Probing X-ray timing and spectral variability in the blazar PKS2155–304 over a decade of XMM-Newton observations

Blazars, a class of active galactic nuclei (AGN) powered by supermassive black holes, are known for their remarkable variability across multiple timescales and wavelengths. Despite significant advancements in our understanding of AGN central engines, thanks to both ground- and space-based telescopes, the details of the mechanisms driving this variability remain elusive. The primary objective of this study is to constrain the X-ray variability properties of the TeV blazar PKS 2155–304. We conducted a comprehensive X-ray spectral and timing analysis, focusing on both long-term and intraday variability (IDV), using data from 22 epochs of XMM-Newton observations collected over 15 yr (2000–2014). For the timing analysis, we estimated the fractional variability, variability amplitude, minimum variability timescales, flux distribution, and power spectral density.
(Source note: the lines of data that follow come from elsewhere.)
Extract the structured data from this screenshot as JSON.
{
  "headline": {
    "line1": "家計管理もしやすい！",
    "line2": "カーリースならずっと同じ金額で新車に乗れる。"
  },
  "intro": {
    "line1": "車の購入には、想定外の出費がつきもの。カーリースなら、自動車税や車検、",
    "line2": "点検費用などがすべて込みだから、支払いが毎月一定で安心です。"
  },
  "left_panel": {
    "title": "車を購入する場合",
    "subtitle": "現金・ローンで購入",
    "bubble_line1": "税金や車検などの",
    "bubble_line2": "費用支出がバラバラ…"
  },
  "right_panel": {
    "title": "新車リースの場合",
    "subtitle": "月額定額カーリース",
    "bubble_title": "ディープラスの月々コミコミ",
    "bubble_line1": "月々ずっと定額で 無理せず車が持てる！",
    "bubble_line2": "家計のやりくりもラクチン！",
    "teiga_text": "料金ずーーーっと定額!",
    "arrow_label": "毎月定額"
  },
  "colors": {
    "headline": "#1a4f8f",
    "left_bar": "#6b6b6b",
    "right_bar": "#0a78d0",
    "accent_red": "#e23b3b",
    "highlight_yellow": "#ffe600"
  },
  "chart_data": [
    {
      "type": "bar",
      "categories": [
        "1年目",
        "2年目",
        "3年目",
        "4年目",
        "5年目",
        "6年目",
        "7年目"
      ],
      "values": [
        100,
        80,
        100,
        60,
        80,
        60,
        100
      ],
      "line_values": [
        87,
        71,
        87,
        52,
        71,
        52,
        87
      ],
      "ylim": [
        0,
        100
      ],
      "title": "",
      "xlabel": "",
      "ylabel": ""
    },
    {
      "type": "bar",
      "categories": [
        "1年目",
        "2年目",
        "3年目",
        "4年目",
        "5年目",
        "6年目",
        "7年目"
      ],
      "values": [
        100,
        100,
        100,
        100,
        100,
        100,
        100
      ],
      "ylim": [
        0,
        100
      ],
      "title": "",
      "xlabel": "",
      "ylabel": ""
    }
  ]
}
In the spectral analysis, we fitted the X-ray spectra using power-law, log-parabola, and broken power-law models to determine the best-fitting parameters. We observed moderate IDV in the majority of the light curves (LCs). Seven out of the 22 observations showed a clear bimodal flux distribution, indicating the presence of two distinct flux states. Our analysis revealed a variable power spectral slope. Most hardness ratio plots did not show significant variation with flux, except for two observations, where the hardness ratio changed considerably with flux. The fitted X-ray spectra favored the broken power-law model for the majority of observations, indicating a break in the spectral profiles. The findings of this work shed light on the IDV of blazars, providing insights into the nonthermal jet processes that drive the observed flux variations.